Angesichts der geografischen Lage die Region liegt an
der Grenze zu Österreich, der Slowakei, Slowenien und
Kroatien spricht man vom „Tor zum Westen".
Die Region gilt als die am zweithöchsten entwickelte
Ungarns nach Mittelungarn.
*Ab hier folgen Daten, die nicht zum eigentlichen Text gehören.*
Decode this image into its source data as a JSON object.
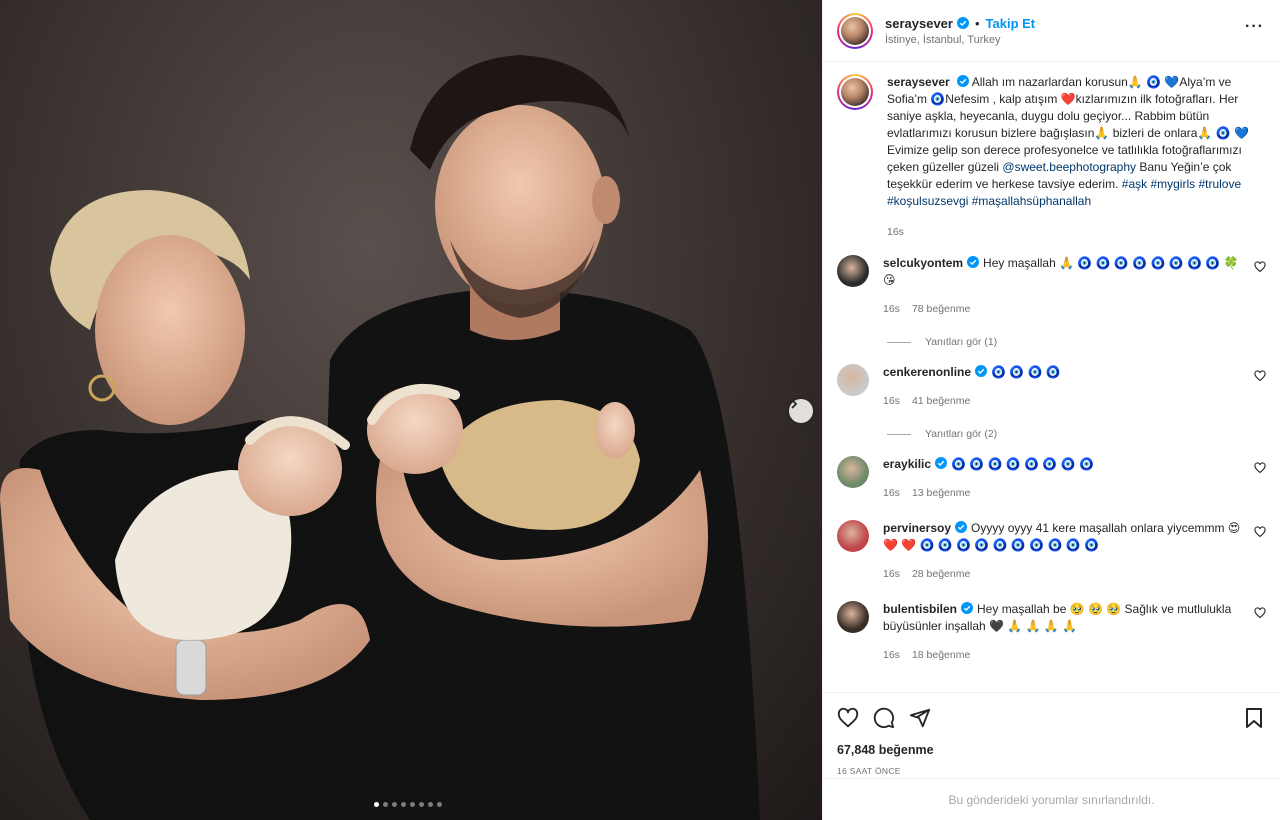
{
  "post": {
    "username": "seraysever",
    "follow_label": "Takip Et",
    "bullet": "•",
    "location": "İstinye, İstanbul, Turkey",
    "more_label": "···",
    "caption_segments": [
      "Allah ım nazarlardan korusun🙏 🧿 💙Alya’m ve Sofia’m  🧿Nefesim , kalp atışım ❤️kızlarımızın ilk fotoğrafları. Her saniye aşkla, heyecanla, duygu dolu geçiyor... Rabbim bütün evlatlarımızı korusun bizlere bağışlasın🙏 bizleri de onlara🙏 🧿 💙 Evimize gelip son derece profesyonelce ve tatlılıkla fotoğraflarımızı çeken güzeller güzeli ",
      "@sweet.beephotography",
      " Banu Yeğin’e çok teşekkür ederim ve herkese tavsiye ederim. ",
      "#aşk #mygirls #trulove #koşulsuzsevgi #maşallahsüphanallah"
    ],
    "caption_time": "16s",
    "likes": "67,848 beğenme",
    "time_ago": "16 SAAT ÖNCE",
    "comments_restricted": "Bu gönderideki yorumlar sınırlandırıldı."
  },
  "comments": [
    {
      "username": "selcukyontem",
      "text": "Hey maşallah 🙏 🧿 🧿 🧿 🧿 🧿 🧿 🧿 🧿 🍀 😘",
      "time": "16s",
      "likes": "78 beğenme",
      "replies": "Yanıtları gör (1)"
    },
    {
      "username": "cenkerenonline",
      "text": "🧿 🧿 🧿 🧿",
      "time": "16s",
      "likes": "41 beğenme",
      "replies": "Yanıtları gör (2)"
    },
    {
      "username": "eraykilic",
      "text": "🧿 🧿 🧿 🧿 🧿 🧿 🧿 🧿",
      "time": "16s",
      "likes": "13 beğenme",
      "replies": ""
    },
    {
      "username": "pervinersoy",
      "text": "Oyyyy oyyy 41 kere maşallah onlara yiycemmm 😍 ❤️ ❤️ 🧿 🧿 🧿 🧿 🧿 🧿 🧿 🧿 🧿 🧿",
      "time": "16s",
      "likes": "28 beğenme",
      "replies": ""
    },
    {
      "username": "bulentisbilen",
      "text": "Hey maşallah be 🥹 🥹 🥹 Sağlık ve mutlulukla büyüsünler inşallah 🖤 🙏 🙏 🙏 🙏",
      "time": "16s",
      "likes": "18 beğenme",
      "replies": ""
    }
  ],
  "carousel": {
    "total": 8,
    "active_index": 0
  },
  "colors": {
    "accent": "#0095f6",
    "link": "#00376b",
    "verified": "#0095f6"
  }
}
Charakteristisch sind die gut ausgebildeten
Arbeitskräfte und die hohe Wettbewerbsfähigkeit
in der Maschinenbauindustrie, der Leichtindustrie und der
Nahrungsmittelverarbeitung.
Hervorzuheben ist das Komitat Györ-Moson-Sopron,
das eine starke Anziehung auf ausländisches Kapital ausübt.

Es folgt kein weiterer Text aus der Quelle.